And the highest data rates to date with the signal integrity requirements that accompany it. Got a piece of dust pushed down by your CPU cooler saddling two DIMM pins? Get ready for your machine to shred your data. And that's just a common simple scenario. I's be surprised if real world error rates in nominal scenarios won't be higher than with DDR4.
And again still likely be right. 10 years ago consumer electronics marketing never included signal integrity stuff like eye diagrams but now pretty much every nvidia announcement with a new memory standard does. We're really pushing ever closer to channel bandwidth limits and corners that could be cut in the past can no longer be cut. ECC is more important than ever.
That's not the type of ECC the parent was talking about. That's because the densities and clock rates are so high for DDR5 that it needs ECC to function properly, but like most standards the minimal implementation is really quite watered down. It doesn't correct the entire range of bitflips that a server with ECC RAM does.
Disagree. Parent was discussing the need to reboot after a system has been on for a long number of hours. The failure mode, assuming it's related to the DRAM, would be an accumulation of bit-flips in the DRAM. Every memory has some FIT/Megabit rate. The on-die ECC added in DDR5 spec will be highly effective in addressing this failure mode.
Channel ECC is the ECC type most directly relevant for high clock rates and signal integrity aspects.

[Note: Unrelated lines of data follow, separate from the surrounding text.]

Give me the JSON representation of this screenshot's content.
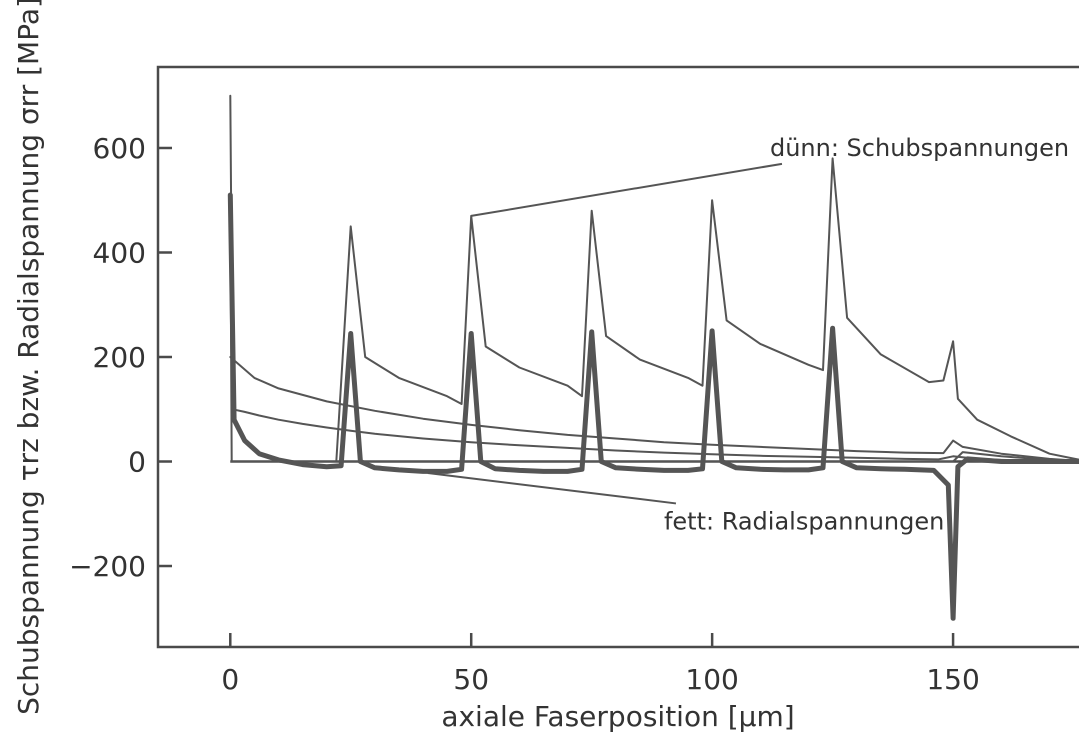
{
  "chart_data": {
    "type": "line",
    "xlabel": "axiale Faserposition [µm]",
    "ylabel": "Schubspannung τrz bzw. Radialspannung σrr [MPa]",
    "xlim": [
      -15,
      178
    ],
    "ylim": [
      -355,
      755
    ],
    "x_ticks": [
      0,
      50,
      100,
      150
    ],
    "y_ticks": [
      -200,
      0,
      200,
      400,
      600
    ],
    "x_tick_labels": [
      "0",
      "50",
      "100",
      "150"
    ],
    "y_tick_labels": [
      "−200",
      "0",
      "200",
      "400",
      "600"
    ],
    "grid": false,
    "legend": "none",
    "annotations": [
      {
        "text": "dünn: Schubspannungen",
        "x": 112,
        "y": 585,
        "target_x": 50,
        "target_y": 470
      },
      {
        "text": "fett: Radialspannungen",
        "x": 90,
        "y": -130,
        "target_x": 41,
        "target_y": -22
      }
    ],
    "series": [
      {
        "style": "thin",
        "points": [
          [
            0,
            700
          ],
          [
            0.5,
            100
          ],
          [
            3,
            95
          ],
          [
            6,
            88
          ],
          [
            10,
            80
          ],
          [
            15,
            72
          ],
          [
            20,
            65
          ],
          [
            25,
            59
          ],
          [
            30,
            53
          ],
          [
            40,
            44
          ],
          [
            50,
            37
          ],
          [
            60,
            31
          ],
          [
            70,
            26
          ],
          [
            80,
            21
          ],
          [
            90,
            17
          ],
          [
            100,
            14
          ],
          [
            110,
            11
          ],
          [
            120,
            9
          ],
          [
            130,
            7
          ],
          [
            140,
            5
          ],
          [
            147,
            4
          ],
          [
            150,
            10
          ],
          [
            155,
            5
          ],
          [
            160,
            3
          ],
          [
            170,
            1
          ],
          [
            178,
            0
          ]
        ]
      },
      {
        "style": "thin",
        "points": [
          [
            0,
            200
          ],
          [
            5,
            160
          ],
          [
            10,
            140
          ],
          [
            20,
            115
          ],
          [
            30,
            97
          ],
          [
            40,
            82
          ],
          [
            50,
            70
          ],
          [
            60,
            60
          ],
          [
            70,
            51
          ],
          [
            80,
            44
          ],
          [
            90,
            37
          ],
          [
            100,
            32
          ],
          [
            110,
            28
          ],
          [
            120,
            24
          ],
          [
            130,
            20
          ],
          [
            140,
            17
          ],
          [
            148,
            16
          ],
          [
            150,
            40
          ],
          [
            152,
            28
          ],
          [
            160,
            15
          ],
          [
            170,
            5
          ],
          [
            178,
            0
          ]
        ]
      },
      {
        "style": "thin",
        "points": [
          [
            0,
            500
          ],
          [
            0.3,
            0
          ],
          [
            22,
            0
          ],
          [
            25,
            450
          ],
          [
            28,
            200
          ],
          [
            35,
            160
          ],
          [
            45,
            125
          ],
          [
            48,
            110
          ],
          [
            50,
            470
          ],
          [
            53,
            220
          ],
          [
            60,
            180
          ],
          [
            70,
            145
          ],
          [
            73,
            125
          ],
          [
            75,
            480
          ],
          [
            78,
            240
          ],
          [
            85,
            195
          ],
          [
            95,
            160
          ],
          [
            98,
            145
          ],
          [
            100,
            500
          ],
          [
            103,
            270
          ],
          [
            110,
            225
          ],
          [
            120,
            185
          ],
          [
            123,
            175
          ],
          [
            125,
            580
          ],
          [
            128,
            275
          ],
          [
            135,
            205
          ],
          [
            145,
            152
          ],
          [
            148,
            155
          ],
          [
            150,
            230
          ],
          [
            151,
            120
          ],
          [
            155,
            80
          ],
          [
            162,
            48
          ],
          [
            170,
            15
          ],
          [
            178,
            0
          ]
        ]
      },
      {
        "style": "thin",
        "points": [
          [
            1,
            0
          ],
          [
            10,
            0
          ],
          [
            20,
            0
          ],
          [
            30,
            0
          ],
          [
            40,
            0
          ],
          [
            50,
            0
          ],
          [
            60,
            0
          ],
          [
            70,
            0
          ],
          [
            80,
            0
          ],
          [
            90,
            0
          ],
          [
            100,
            0
          ],
          [
            110,
            0
          ],
          [
            120,
            0
          ],
          [
            130,
            0
          ],
          [
            140,
            0
          ],
          [
            148,
            0
          ],
          [
            150,
            0
          ],
          [
            152,
            18
          ],
          [
            160,
            10
          ],
          [
            170,
            3
          ],
          [
            178,
            0
          ]
        ]
      },
      {
        "style": "thick",
        "points": [
          [
            0,
            510
          ],
          [
            0.8,
            80
          ],
          [
            3,
            40
          ],
          [
            6,
            15
          ],
          [
            10,
            3
          ],
          [
            15,
            -6
          ],
          [
            20,
            -10
          ],
          [
            23,
            -8
          ],
          [
            25,
            245
          ],
          [
            27,
            0
          ],
          [
            30,
            -12
          ],
          [
            35,
            -16
          ],
          [
            40,
            -19
          ],
          [
            45,
            -19
          ],
          [
            48,
            -15
          ],
          [
            50,
            245
          ],
          [
            52,
            0
          ],
          [
            55,
            -14
          ],
          [
            60,
            -17
          ],
          [
            65,
            -19
          ],
          [
            70,
            -19
          ],
          [
            73,
            -15
          ],
          [
            75,
            248
          ],
          [
            77,
            0
          ],
          [
            80,
            -12
          ],
          [
            85,
            -15
          ],
          [
            90,
            -17
          ],
          [
            95,
            -17
          ],
          [
            98,
            -14
          ],
          [
            100,
            250
          ],
          [
            102,
            0
          ],
          [
            105,
            -12
          ],
          [
            110,
            -15
          ],
          [
            115,
            -16
          ],
          [
            120,
            -16
          ],
          [
            123,
            -12
          ],
          [
            125,
            255
          ],
          [
            127,
            0
          ],
          [
            130,
            -12
          ],
          [
            135,
            -14
          ],
          [
            140,
            -15
          ],
          [
            146,
            -17
          ],
          [
            149,
            -45
          ],
          [
            150,
            -300
          ],
          [
            151,
            -10
          ],
          [
            153,
            5
          ],
          [
            160,
            0
          ],
          [
            170,
            0
          ],
          [
            178,
            0
          ]
        ]
      }
    ]
  }
}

I agree with you that Channel ECC becomes a practical requirement to meet the interface transaction rates of DDR5. It is also true that channel ECC is not mandatory in DDR5 and is not implemented by mainstream CPU platforms (like previous DDR generations).
If the on-die ECC reduces the error rate but the lack of standard channel ECC increases the error rate, because of the much more demanding signals, then it's not clear at all that the overall rate of error will lower.
In fact it could very well be higher depending on how the physical module is designed.
I imagine some portion of bit-flip induced reboots are due to the actual DRAM chips, but also some portion will be due to everything else that can bit flip both on the memory module itself and in the interconnect.
I haven't seen anything yet to say that DRAM chip bit flips will be in the majority.
It's never been clear to me if the ECC is necessary for DDR5 to operate, or just a nice feature. Do you or any other readers happen to know the answer?